The charity’s head of UK advocacy and campaigns, Jennifer Larbie, said on Monday that reform should include “restoring the Department for International Development, and shifting resources and decision-making into the hands of communities most in need.
“We reside through a time when global poverty and hunger is on the rise. Yet all of the evidence shows the choice to abolish the federal government department tasked with tackling these challenges has been a whole and utter disaster.”
The report, compiled by three former ambassadors, makes little explicit reference to assist, apart from to recommend that expenditure on international development be set at one per cent of gross national income.
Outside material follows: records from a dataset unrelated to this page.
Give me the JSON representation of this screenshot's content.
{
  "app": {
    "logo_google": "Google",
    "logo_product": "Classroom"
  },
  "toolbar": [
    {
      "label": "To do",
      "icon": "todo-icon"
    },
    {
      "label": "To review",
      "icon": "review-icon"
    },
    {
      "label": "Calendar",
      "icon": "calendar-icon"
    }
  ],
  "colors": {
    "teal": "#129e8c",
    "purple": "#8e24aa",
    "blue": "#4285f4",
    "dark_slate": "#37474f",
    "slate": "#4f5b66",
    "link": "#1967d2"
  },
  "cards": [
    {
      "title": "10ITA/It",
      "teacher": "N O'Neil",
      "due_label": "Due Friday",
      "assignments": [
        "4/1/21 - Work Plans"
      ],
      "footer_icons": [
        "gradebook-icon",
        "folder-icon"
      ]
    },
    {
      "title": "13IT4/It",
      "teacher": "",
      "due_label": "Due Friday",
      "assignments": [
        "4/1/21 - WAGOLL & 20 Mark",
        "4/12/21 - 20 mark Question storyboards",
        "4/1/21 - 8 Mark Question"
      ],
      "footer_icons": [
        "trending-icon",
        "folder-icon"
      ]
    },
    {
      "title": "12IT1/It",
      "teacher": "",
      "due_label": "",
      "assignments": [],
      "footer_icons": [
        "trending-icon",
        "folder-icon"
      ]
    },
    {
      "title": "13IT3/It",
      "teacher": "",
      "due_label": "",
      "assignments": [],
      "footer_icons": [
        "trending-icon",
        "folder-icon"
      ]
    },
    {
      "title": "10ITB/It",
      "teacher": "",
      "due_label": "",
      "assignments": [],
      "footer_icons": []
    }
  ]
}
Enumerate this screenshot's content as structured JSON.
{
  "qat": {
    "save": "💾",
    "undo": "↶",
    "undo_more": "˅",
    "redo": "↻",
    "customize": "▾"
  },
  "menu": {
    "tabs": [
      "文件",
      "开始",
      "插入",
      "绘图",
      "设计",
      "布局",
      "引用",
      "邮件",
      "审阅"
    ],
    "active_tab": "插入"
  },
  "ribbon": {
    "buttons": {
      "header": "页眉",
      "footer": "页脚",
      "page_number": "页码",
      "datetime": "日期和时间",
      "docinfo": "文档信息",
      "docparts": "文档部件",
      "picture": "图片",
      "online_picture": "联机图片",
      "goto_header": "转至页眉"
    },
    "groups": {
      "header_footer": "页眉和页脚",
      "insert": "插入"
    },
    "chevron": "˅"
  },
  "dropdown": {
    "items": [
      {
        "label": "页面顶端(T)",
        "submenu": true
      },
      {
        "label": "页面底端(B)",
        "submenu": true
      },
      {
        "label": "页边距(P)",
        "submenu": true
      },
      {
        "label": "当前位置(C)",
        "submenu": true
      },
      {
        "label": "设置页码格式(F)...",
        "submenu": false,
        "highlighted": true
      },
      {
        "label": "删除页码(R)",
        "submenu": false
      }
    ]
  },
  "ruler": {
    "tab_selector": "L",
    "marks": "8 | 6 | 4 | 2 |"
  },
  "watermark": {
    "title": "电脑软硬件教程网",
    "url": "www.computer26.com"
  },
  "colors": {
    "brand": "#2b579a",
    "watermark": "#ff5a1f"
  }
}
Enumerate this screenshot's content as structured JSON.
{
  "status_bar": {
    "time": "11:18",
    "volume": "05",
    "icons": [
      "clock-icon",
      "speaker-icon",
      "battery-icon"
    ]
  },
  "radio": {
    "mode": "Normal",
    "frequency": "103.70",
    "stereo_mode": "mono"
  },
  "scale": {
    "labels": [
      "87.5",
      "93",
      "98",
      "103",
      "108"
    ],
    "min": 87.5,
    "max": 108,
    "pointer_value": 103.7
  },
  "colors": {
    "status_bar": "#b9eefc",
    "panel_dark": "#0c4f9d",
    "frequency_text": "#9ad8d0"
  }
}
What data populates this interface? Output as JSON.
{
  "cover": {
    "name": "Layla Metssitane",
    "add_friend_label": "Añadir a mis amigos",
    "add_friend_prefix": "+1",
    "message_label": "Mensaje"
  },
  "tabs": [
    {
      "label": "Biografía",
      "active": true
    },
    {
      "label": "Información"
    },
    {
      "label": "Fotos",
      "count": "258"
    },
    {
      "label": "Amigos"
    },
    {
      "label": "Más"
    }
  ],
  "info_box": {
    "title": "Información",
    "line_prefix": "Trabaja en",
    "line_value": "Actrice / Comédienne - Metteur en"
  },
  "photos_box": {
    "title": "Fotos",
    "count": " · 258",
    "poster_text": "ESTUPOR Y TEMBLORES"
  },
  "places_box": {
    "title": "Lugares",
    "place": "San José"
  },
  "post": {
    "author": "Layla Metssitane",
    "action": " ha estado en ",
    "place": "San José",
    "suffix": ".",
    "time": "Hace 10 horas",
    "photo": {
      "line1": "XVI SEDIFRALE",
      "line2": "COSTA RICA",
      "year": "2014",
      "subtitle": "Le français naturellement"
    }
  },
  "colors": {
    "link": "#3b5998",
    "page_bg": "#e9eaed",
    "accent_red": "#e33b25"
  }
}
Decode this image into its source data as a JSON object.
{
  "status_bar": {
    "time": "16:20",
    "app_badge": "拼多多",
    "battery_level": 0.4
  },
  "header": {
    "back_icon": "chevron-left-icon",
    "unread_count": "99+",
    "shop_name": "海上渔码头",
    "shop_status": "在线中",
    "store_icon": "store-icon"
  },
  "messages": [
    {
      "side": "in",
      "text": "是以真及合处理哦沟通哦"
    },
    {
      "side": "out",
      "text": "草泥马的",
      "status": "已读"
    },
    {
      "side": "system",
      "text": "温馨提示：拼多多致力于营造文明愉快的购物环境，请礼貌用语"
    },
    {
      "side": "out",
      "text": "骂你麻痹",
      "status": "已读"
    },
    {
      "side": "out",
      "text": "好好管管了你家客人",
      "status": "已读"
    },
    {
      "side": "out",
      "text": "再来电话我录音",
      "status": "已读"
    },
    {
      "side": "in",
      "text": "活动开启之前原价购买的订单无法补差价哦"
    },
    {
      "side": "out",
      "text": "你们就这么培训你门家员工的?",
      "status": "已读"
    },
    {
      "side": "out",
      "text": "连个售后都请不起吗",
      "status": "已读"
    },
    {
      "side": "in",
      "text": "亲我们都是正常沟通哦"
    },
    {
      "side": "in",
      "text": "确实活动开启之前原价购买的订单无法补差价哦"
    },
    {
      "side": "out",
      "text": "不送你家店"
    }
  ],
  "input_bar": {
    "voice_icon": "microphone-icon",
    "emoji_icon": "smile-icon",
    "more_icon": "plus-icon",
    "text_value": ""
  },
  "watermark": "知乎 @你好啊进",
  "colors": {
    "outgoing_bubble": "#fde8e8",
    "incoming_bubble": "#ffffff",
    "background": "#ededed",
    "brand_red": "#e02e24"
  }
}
It says, nonetheless, that there needs to be more flexibility about how aid is apportioned as a substitute of mandating a certain percentage be spent specifically on humanitarian aid.
The former Ambassador to Lebanon and current Principal of Hertford College, Oxford, Tom Fletcher, together with the previous Ambassador to Indonesia and honorary professor of the UCL Policy Lab, Moazzam Malik, and Lord Sedwill, a member of the House of Lords who was formerly Ambassador and NATO representative in Afghanistan, compiled the report after discussions with a wider group of former politicians, advisers, and diplomats.
The vision that emerges is of an approach to international affairs wherein the assorted agencies that currently operate semi-autonomously, including GCHQ and the British Council, could be co-ordinated to create a “more joined up approach to strategy, governance and financial delegation”.
In an article for the Financial Times on Monday, Mr Fletcher, who’s a former British Ambassador to Lebanon, wrote that the UK needed a “significantly better focused and co-ordinated set of mechanisms across government — including engagement with the devolved administrations — to deliver a coherent international policy”.
On the UK’s standing on the planet, he said: “We have heft, but we want to make use of it higher. That means doing things well, not shouting about how well we do things. It means engaging with humility and respect, and sharing power with countries beyond people who ran the world in 1945.”
A Downing Street spokesperson said that the Prime Minister had full confidence within the capabilities of the department, and that “the Foreign Office is doing vital work to guard and promote UK interests abroad.”